Innovations
- Discipline: Entrepreneurship
- Language: English
- Edited by: Philip E. Auerswald, Iqbal Z. Quadir

Publication details
- History: 2006-present
- Publisher: MIT Press for George Mason University School of Public Policy, John F. Kennedy School of Government, and Legatum Center for Development and Entrepreneurship at MIT (United States)
- Frequency: Quarterly
- Open access: yes

Standard abbreviations
- ISO 4: Innovations

Indexing
- ISSN: 1558-2477 (print) 1558-2485 (web)
- OCLC no.: 61688870

Links
- Journal homepage; Current Issue;

= Innovations (journal) =

Innovations is a peer-reviewed academic journal that focuses on entrepreneurial solutions to global challenges. It is published quarterly by the MIT Press.

== History ==
Innovations published its first issue in 2006. It complements existing policy journals such as Foreign Affairs by focusing on micro-level solutions, innovations, and entrepreneurship in a variety of organizational settings. The editors are Philip E. Auerswald and Iqbal Z. Quadir.

== Partnerships and special editions ==
The journal is jointly hosted at George Mason University's School of Public Policy, Harvard's John F. Kennedy School of Government, and MIT's Legatum Center for Development and Entrepreneurship. Working with the Schwab Foundation for Social Entrepreneurship, Innovations has produced special editions for the 2008 annual meeting of the World Economic Forum and the 2008 World Economic Forum on the Middle East (in Arabic and English).

== Structure of the journal ==
Each issue of Innovations consists of four sections:
- Lead essay. An authoritative figure addresses an issue relating to innovation, emphasizing interactions between technology and governance in a global context. Authors of lead essays have included Fazle Hasan Abed, Percy Barnevik, Peter Eigen, William Foege, John Holdren, Laurie Garrett, R. Gopalakrishan (executive director of the Tata Group), Mary Robinson, Diego Rodriguez (a partner at IDEO), Klaus Schwab, and Lawrence Summers.
- Cases authored by innovators. Case narratives of innovations are authored either by, or in collaboration with, the innovators themselves. See further description below.
- Analysis. Research articles that emphasize links between practice and policy—alternately, micro and macro scales of analysis. The development of meaningful indicators of the impact of innovations is an area of editorial emphasis. Authors in the analysis section have included Bill Drayton, Paul Farmer, and Maria Otero.
- Perspectives on policy. Analyses of innovations by large scale public actors—national governments and transnational organizations—address both success and failure of policy, informed by both empirical evidence and the experience of policy innovators. The development of improved modes of governance to facilitate and support innovations is an area of editorial focus. Authors in the perspectives on policy section have included Susan Davis, Francis Fukuyama, Vinod Khosla, Geoff Mulgan, Richard R. Nelson, John Ruggie, and Tim Wirth.

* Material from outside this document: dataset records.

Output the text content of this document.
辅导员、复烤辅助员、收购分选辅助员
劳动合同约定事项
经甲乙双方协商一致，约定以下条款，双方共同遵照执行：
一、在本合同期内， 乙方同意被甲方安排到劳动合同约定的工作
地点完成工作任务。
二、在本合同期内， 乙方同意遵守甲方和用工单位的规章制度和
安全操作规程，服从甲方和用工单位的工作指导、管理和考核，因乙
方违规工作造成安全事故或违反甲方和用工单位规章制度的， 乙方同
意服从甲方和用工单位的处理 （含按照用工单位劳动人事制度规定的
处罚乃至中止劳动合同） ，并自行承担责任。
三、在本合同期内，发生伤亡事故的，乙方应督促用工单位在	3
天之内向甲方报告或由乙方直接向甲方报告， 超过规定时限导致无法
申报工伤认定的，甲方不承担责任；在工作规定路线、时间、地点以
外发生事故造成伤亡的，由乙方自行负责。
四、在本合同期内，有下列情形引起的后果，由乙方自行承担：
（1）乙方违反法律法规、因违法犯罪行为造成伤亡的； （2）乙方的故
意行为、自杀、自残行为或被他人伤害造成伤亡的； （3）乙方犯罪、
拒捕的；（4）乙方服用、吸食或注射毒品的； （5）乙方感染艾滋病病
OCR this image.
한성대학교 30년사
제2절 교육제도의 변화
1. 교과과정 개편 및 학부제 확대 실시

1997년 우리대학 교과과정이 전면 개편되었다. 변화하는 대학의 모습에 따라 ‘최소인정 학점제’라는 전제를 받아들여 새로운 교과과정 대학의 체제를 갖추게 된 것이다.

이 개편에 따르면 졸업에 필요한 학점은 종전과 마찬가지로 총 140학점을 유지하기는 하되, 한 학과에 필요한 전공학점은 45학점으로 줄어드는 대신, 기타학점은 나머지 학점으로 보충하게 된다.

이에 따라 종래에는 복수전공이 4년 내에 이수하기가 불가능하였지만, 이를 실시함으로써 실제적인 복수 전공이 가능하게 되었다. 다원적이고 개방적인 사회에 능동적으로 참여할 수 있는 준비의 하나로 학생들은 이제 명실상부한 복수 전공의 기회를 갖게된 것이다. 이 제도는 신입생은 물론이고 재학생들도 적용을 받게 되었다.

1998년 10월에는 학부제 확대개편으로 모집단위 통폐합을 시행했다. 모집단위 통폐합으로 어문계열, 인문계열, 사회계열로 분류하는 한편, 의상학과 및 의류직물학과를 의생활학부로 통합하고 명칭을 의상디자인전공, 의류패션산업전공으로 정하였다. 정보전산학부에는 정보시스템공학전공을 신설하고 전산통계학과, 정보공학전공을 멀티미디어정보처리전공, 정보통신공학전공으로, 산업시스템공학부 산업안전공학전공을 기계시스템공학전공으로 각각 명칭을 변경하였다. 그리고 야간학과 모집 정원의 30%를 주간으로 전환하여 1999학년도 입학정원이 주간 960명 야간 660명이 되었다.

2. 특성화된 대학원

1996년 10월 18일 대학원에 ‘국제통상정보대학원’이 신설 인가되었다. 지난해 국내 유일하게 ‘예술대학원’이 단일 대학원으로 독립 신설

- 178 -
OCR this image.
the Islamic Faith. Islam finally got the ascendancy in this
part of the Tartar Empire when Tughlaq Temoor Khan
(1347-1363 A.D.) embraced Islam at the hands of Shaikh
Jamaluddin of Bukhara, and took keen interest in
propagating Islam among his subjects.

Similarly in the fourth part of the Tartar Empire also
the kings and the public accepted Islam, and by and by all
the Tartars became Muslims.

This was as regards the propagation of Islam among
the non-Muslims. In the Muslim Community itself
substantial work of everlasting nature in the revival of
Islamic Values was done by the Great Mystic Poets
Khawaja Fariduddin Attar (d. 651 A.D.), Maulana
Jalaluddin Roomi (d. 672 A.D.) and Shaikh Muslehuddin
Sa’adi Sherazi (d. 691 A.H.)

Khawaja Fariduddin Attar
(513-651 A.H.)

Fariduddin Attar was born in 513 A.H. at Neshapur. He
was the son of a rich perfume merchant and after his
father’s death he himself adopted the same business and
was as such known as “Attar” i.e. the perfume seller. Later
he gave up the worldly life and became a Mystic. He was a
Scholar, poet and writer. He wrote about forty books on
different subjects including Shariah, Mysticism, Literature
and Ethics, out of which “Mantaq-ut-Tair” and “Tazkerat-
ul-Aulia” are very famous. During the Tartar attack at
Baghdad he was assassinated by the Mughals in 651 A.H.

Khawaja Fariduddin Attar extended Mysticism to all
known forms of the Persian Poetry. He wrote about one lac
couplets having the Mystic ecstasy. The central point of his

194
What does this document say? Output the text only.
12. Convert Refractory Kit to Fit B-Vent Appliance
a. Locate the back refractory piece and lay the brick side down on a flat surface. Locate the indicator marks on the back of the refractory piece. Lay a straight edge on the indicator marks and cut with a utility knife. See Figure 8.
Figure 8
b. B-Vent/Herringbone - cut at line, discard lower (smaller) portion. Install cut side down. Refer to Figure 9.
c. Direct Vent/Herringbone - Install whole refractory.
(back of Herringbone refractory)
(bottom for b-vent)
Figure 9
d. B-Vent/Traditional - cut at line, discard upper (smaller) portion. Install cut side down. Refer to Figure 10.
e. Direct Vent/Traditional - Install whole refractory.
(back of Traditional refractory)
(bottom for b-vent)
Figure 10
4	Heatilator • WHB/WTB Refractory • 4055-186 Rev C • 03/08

=== Cases authored by innovators ===
A differentiating feature of Innovations is that the case about innovators addressing global challenges are authored by the innovators themselves. Each includes discussion of motivations, challenges, strategies, outcomes, and unintended consequences. Following each case narrative, we present commentary by an academic discussant. The discussant highlights the aspects of the innovation that are analytically most interesting, have the most significant implications for policy, and/or best illustrate reciprocal relationships between technology and governance.

Authors and co-authors of Innovations case narratives and discussions have included Seth Berkley, Larry Brilliant, John Elkington, Matt Flannery (co-founder of Kiva (organization)), Peter Gabriel, Robin Hanson, Marcin Jakubowski, Richard Anthony Jefferson, Victoria Hale, Cory Ondrejka, and Bunker Roy.